Comprising blast furnaces, silos, and cooling towers, Shougang today represents an architectural and technical feat, in terms of renovating a heavy industrial building and transforming a particularly large production site into a new public space for Shijingshan. Designed to welcome an international public, the circumstances of COVID-19 and related restrictions nevertheless limited the actual visit to Shougang at first. Today, the site is emerging as a leisure area aimed mainly at Beijing’s city dwellers, in line with a policy of developing domestic tourism and consumption. The state-owned company that manages the site, the Shougang Group, adapts its urban planning strategy year by year, between government directives and actual use of the site, with a view to achieving a return on investment, given the massive injection of resources required to rehabilitate such machines by 2022. Between economic and political constraints, and current uses of the site, public and private players are opening areas for adaptation and negotiation around the project. Making the site attractive to local residents and visitors, as well as businesses, is one of the main challenges facing the mixed-use site. What are the strategies for enhancing Shougang’s industrial heritage, and how do they fit in with the urban development project?
How has the post-Olympic Games era been planned? To what extent can this case study represent a new stage in policies for managing industrial heritage and the associated tourism spin-offs?

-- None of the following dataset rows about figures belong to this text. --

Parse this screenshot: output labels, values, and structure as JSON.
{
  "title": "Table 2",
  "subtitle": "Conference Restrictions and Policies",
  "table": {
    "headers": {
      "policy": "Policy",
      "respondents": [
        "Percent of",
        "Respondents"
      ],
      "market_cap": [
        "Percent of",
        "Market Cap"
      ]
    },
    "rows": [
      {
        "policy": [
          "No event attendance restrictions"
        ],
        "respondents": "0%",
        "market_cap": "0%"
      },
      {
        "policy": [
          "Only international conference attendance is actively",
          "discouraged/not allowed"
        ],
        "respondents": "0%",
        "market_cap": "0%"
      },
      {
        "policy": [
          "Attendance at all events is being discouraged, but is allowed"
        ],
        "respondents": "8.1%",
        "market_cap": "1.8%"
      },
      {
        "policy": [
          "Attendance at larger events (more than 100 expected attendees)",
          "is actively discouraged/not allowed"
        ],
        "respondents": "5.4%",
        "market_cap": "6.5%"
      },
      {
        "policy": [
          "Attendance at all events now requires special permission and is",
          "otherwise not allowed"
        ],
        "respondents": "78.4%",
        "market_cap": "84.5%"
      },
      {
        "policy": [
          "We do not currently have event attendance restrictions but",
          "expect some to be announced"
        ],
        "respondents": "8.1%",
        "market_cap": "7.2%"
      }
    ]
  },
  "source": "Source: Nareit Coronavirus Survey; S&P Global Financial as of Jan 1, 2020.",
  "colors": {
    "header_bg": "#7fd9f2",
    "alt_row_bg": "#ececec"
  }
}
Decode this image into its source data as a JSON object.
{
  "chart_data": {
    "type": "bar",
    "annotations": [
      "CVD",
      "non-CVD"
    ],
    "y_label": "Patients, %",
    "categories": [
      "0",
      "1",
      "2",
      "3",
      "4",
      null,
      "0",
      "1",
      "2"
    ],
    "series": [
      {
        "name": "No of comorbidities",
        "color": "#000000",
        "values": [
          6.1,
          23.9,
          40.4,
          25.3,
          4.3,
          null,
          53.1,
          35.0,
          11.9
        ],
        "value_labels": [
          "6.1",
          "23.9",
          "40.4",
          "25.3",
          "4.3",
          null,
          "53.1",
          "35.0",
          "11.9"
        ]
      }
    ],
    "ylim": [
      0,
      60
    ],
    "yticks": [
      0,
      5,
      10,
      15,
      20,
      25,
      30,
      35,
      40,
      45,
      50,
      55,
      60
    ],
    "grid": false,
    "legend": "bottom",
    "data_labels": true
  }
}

This work is part of a doctoral research project on the transformation of post-industrial territories during mega-events such as the Olympic Games. This comparative case study between London 2012 and Beijing 2022 uses qualitative methods such as field observation, analysis of urban planning documents, photography, and long, semi-structured interviews. We propose here to take a closer look at the case of Beijing, given recent data collection during a field trip in the summer of 2023.